Two important aspects of export to keep in mind are:
Export is automatic. When you enable an export target in the configuration file, the database servers take care of starting and stopping the connector on each server when the database starts and stops, including if nodes fail and rejoin the cluster. You can also start and stop export on a running database by updating the configuration file using the voltadmin update command.
Export is asynchronous. The actual delivery of the data to the export target is asynchronous to the transactions that initiate data transfer.
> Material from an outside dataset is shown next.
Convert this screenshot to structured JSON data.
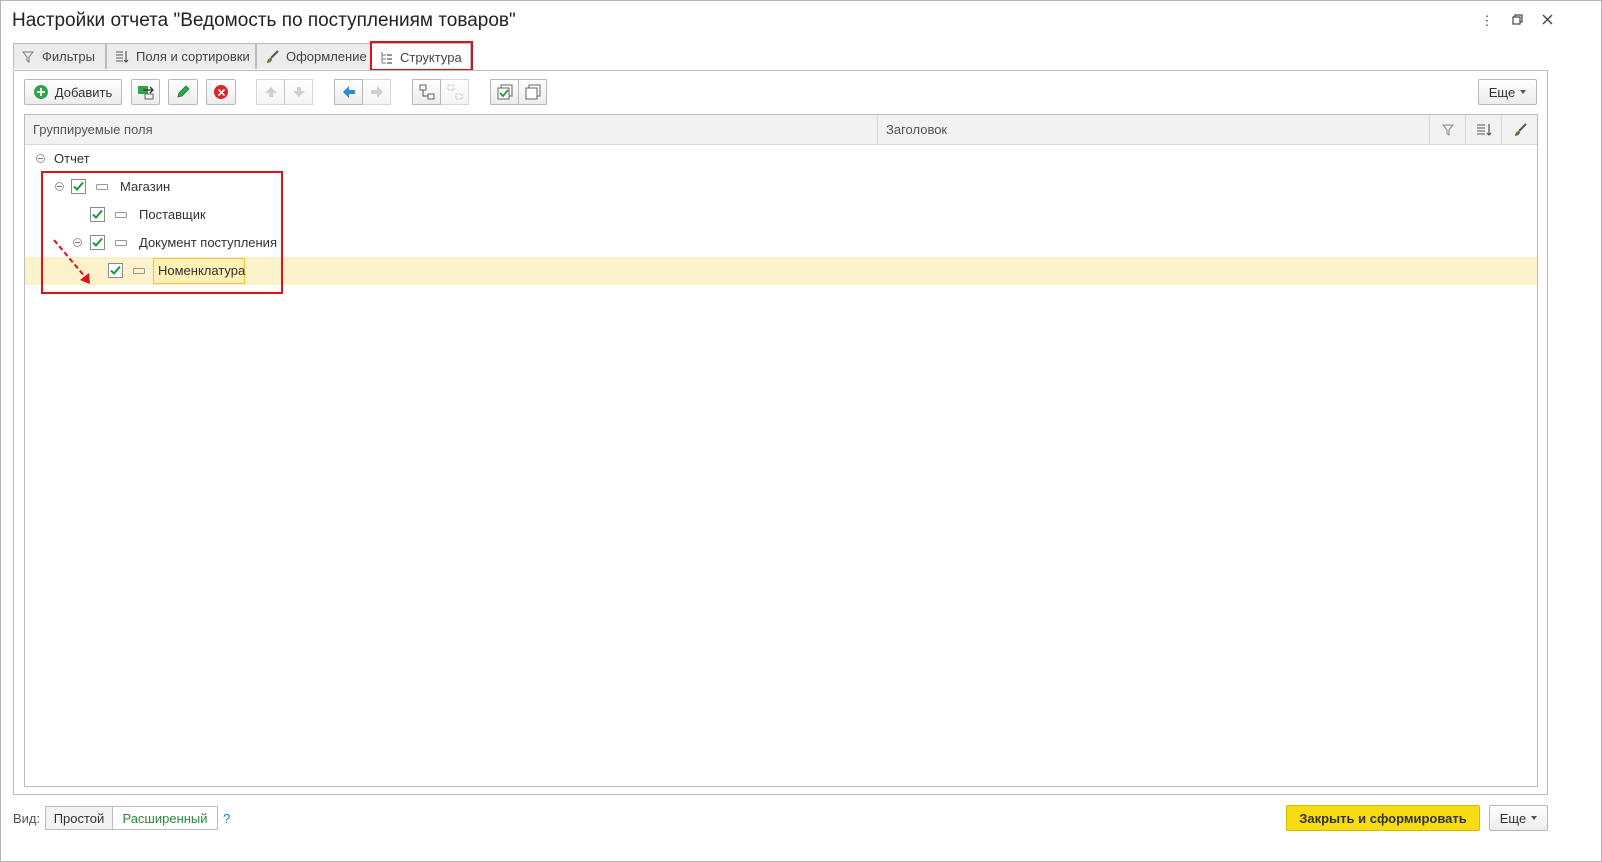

The advantage of an asynchronous approach is that any delays in delivering the exported data to the target system do not interfere with the VoltDB database performance. The disadvantage is that VoltDB must handle queueing export data pending its actual transmission to the target, including ensuring durability in case of system failures. Again, this task is handled automatically by the VoltDB server process. But it is useful to understand how the export queuing works and its consequences.
One consequence of this durability guarantee is that VoltDB will send at least one copy of every export record to the target. However, it is possible when recovering command logs or rejoining nodes, that certain export records are resent. It is up to the downstream target to handle these duplicate records. For example, using unique indexes or including a unique record ID in the export stream.
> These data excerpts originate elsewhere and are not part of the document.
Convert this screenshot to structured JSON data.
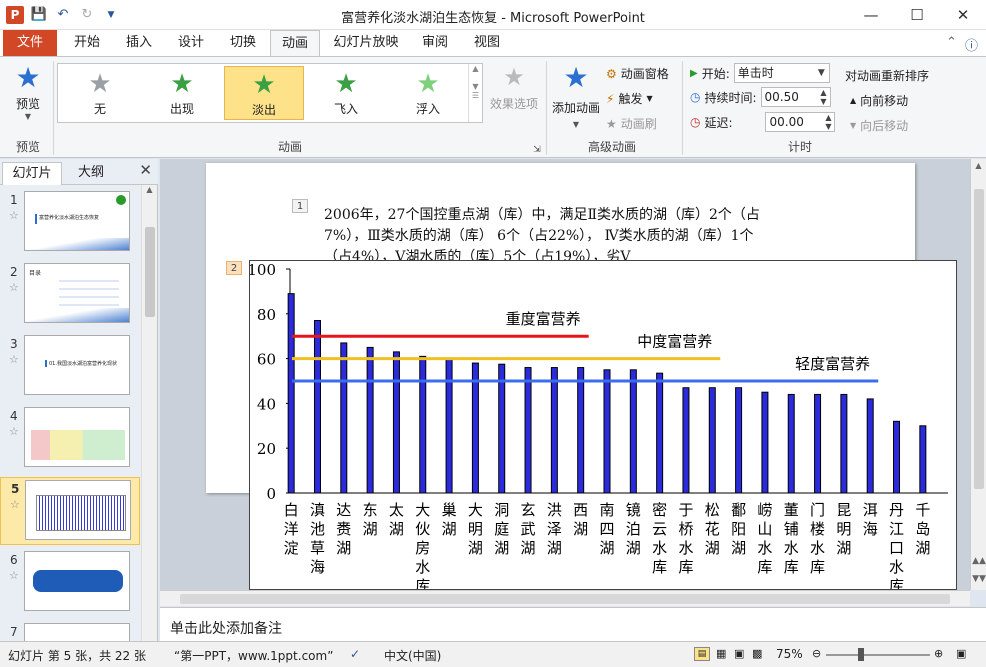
{
  "window": {
    "title": "富营养化淡水湖泊生态恢复  -  Microsoft PowerPoint",
    "app_icon": "P",
    "qat_icons": [
      "save-icon",
      "undo-icon",
      "redo-icon",
      "customize-qat-icon"
    ]
  },
  "tabs": {
    "file": "文件",
    "items": [
      "开始",
      "插入",
      "设计",
      "切换",
      "动画",
      "幻灯片放映",
      "审阅",
      "视图"
    ],
    "active": "动画"
  },
  "ribbon": {
    "preview": {
      "label": "预览",
      "group": "预览"
    },
    "animation_gallery": {
      "group": "动画",
      "items": [
        {
          "label": "无",
          "color": "#9aa0a6"
        },
        {
          "label": "出现",
          "color": "#3aa043"
        },
        {
          "label": "淡出",
          "color": "#3aa043"
        },
        {
          "label": "飞入",
          "color": "#3aa043"
        },
        {
          "label": "浮入",
          "color": "#7ed07e"
        }
      ],
      "selected": "淡出",
      "effect_options": "效果选项"
    },
    "advanced": {
      "group": "高级动画",
      "add_animation": "添加动画",
      "pane": "动画窗格",
      "trigger": "触发",
      "painter": "动画刷"
    },
    "timing": {
      "group": "计时",
      "start_label": "开始:",
      "start_value": "单击时",
      "duration_label": "持续时间:",
      "duration_value": "00.50",
      "delay_label": "延迟:",
      "delay_value": "00.00"
    },
    "reorder": {
      "title": "对动画重新排序",
      "move_earlier": "向前移动",
      "move_later": "向后移动"
    }
  },
  "left_pane": {
    "tab_slides": "幻灯片",
    "tab_outline": "大纲",
    "slides": [
      {
        "num": "1",
        "text": "富营养化淡水湖泊生态恢复"
      },
      {
        "num": "2",
        "text": "目录"
      },
      {
        "num": "3",
        "text": "01.我国淡水湖泊富营养化现状"
      },
      {
        "num": "4",
        "text": ""
      },
      {
        "num": "5",
        "text": ""
      },
      {
        "num": "6",
        "text": ""
      },
      {
        "num": "7",
        "text": ""
      }
    ],
    "selected_num": "5"
  },
  "slide": {
    "tag1": "1",
    "tag2": "2",
    "text": "2006年，27个国控重点湖（库）中，满足Ⅱ类水质的湖（库）2个（占7%），Ⅲ类水质的湖（库） 6个（占22%）， Ⅳ类水质的湖（库）1个（占4%），Ⅴ湖水质的（库）5个（占19%），劣Ⅴ"
  },
  "chart_data": {
    "type": "bar",
    "categories": [
      "白洋淀",
      "滇池草海",
      "达赉湖",
      "东湖",
      "太湖",
      "大伙房水库",
      "巢湖",
      "大明湖",
      "洞庭湖",
      "玄武湖",
      "洪泽湖",
      "西湖",
      "南四湖",
      "镜泊湖",
      "密云水库",
      "于桥水库",
      "松花湖",
      "鄱阳湖",
      "崂山水库",
      "董铺水库",
      "门楼水库",
      "昆明湖",
      "洱海",
      "丹江口水库",
      "千岛湖"
    ],
    "values": [
      89,
      77,
      67,
      65,
      63,
      61,
      60,
      58,
      57.5,
      56,
      56,
      56,
      55,
      55,
      53.5,
      47,
      47,
      47,
      45,
      44,
      44,
      44,
      42,
      32,
      30
    ],
    "ylim": [
      0,
      100
    ],
    "yticks": [
      "100",
      "80",
      "60",
      "40",
      "20",
      "0"
    ],
    "bar_color": "#2b2bdb",
    "lines": [
      {
        "name": "重度富营养",
        "y": 70,
        "x_end_index": 11,
        "color": "#e8141c"
      },
      {
        "name": "中度富营养",
        "y": 60,
        "x_end_index": 16,
        "color": "#f0c020"
      },
      {
        "name": "轻度富营养",
        "y": 50,
        "x_end_index": 22,
        "color": "#3a6df0"
      }
    ]
  },
  "notes": {
    "placeholder": "单击此处添加备注"
  },
  "status_bar": {
    "slide_info": "幻灯片 第 5 张，共 22 张",
    "theme": "“第一PPT，www.1ppt.com”",
    "language": "中文(中国)",
    "zoom": "75%"
  }
}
For the export process to work, it is important that the connector keep up with the queue of exported information. If too much data gets queued to the connector by the export function without being delivered by the target system, the VoltDB server process consumes increasingly large amounts of memory.
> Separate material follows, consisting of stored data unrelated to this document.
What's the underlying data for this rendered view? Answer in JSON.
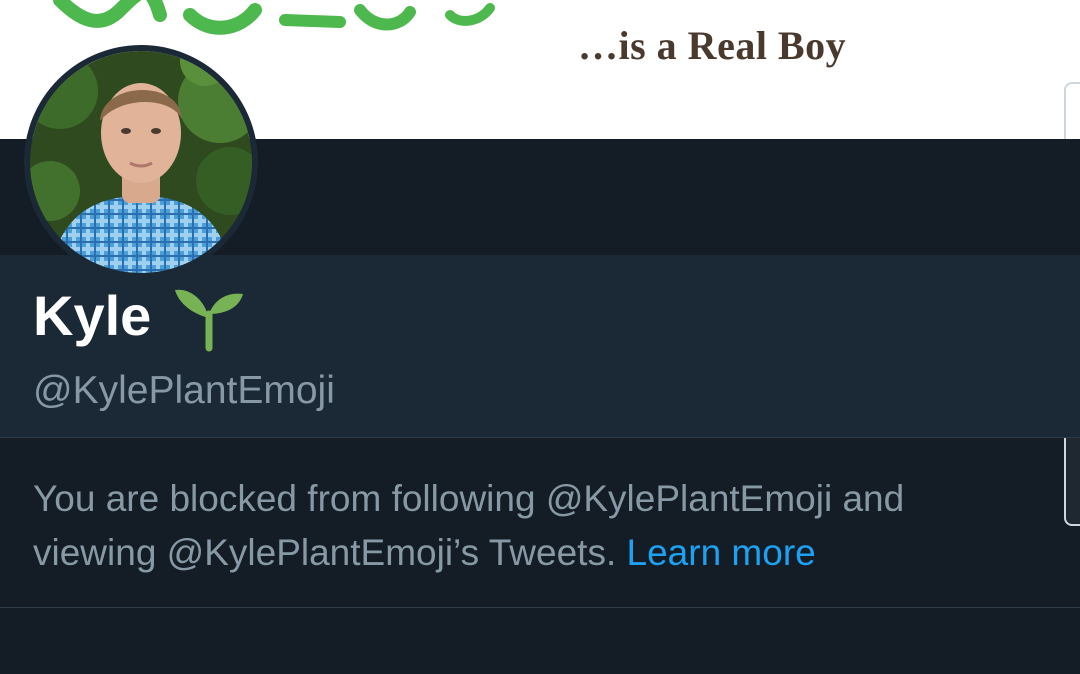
{
  "banner": {
    "tagline": "…is a Real Boy"
  },
  "profile": {
    "name": "Kyle",
    "name_emoji": "seedling-icon",
    "handle": "@KylePlantEmoji"
  },
  "blocked_notice": {
    "line1": "You are blocked from following @KylePlantEmoji and",
    "line2": "viewing @KylePlantEmoji’s Tweets.",
    "learn_more": "Learn more"
  },
  "colors": {
    "background": "#141d26",
    "card": "#1b2836",
    "secondary_text": "#8899a6",
    "link": "#1da1f2",
    "seedling": "#77b255"
  }
}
If the export target does not keep up with the connector and the data queue fills up, VoltDB starts writing overflow data in the export buffer to disk. This protects your database in several ways:
If the destination is intermittently unreachable or cannot keep up with the data flow, writing to disk helps VoltDB avoid consuming too much memory while waiting for the destination to catch up.
If the database is stopped, the export data is retained across sessions. When the database restarts, the connector will retrieve the overflow data and reinsert it in the export queue.
You can specify where VoltDB writes the overflow export data using the <exportoverflow> element in the configuration file. For example:
<paths> <exportoverflow path="/tmp/export/"/> </paths>
If you do not specify a path for export overflow, VoltDB creates a subfolder in the database root directory. See Section 3.7.2, “Configuring Paths for Runtime Features” for more information about configuring paths in the configuration file.
It is important to note that VoltDB only uses the disk storage for overflow data. However, you can force VoltDB to write all queued export data to disk using any of the following methods:
Calling the @Quiesce system procedure
Requesting a blocking snapshot (using voltadmin save --blocking)
Performing an orderly shutdown (using voltadmin shutdown)
This means that if you perform an orderly shutdown with the voltadmin shutdown command, you can recover the database — and any pending export queue data — by simply restarting the database cluster in the same root directories.
Note that when you initialize or re-initialize a root directory, any subdirectories of the root are purged.[5] So if your configuration did not specify a different location for the export overflow, and you re-initialize the root directories and then restore the database from a snapshot, the database is restored but the export overflow will be lost. If both your original and new configuration use the same, explicit directory outside the root directory for export overflow, you can start a new database and restore a snapshot without losing the overflow data.
[5] Initializing a root directory deletes any files in the command log and overflow directories. The snapshots directory is archived to a named subdirectory.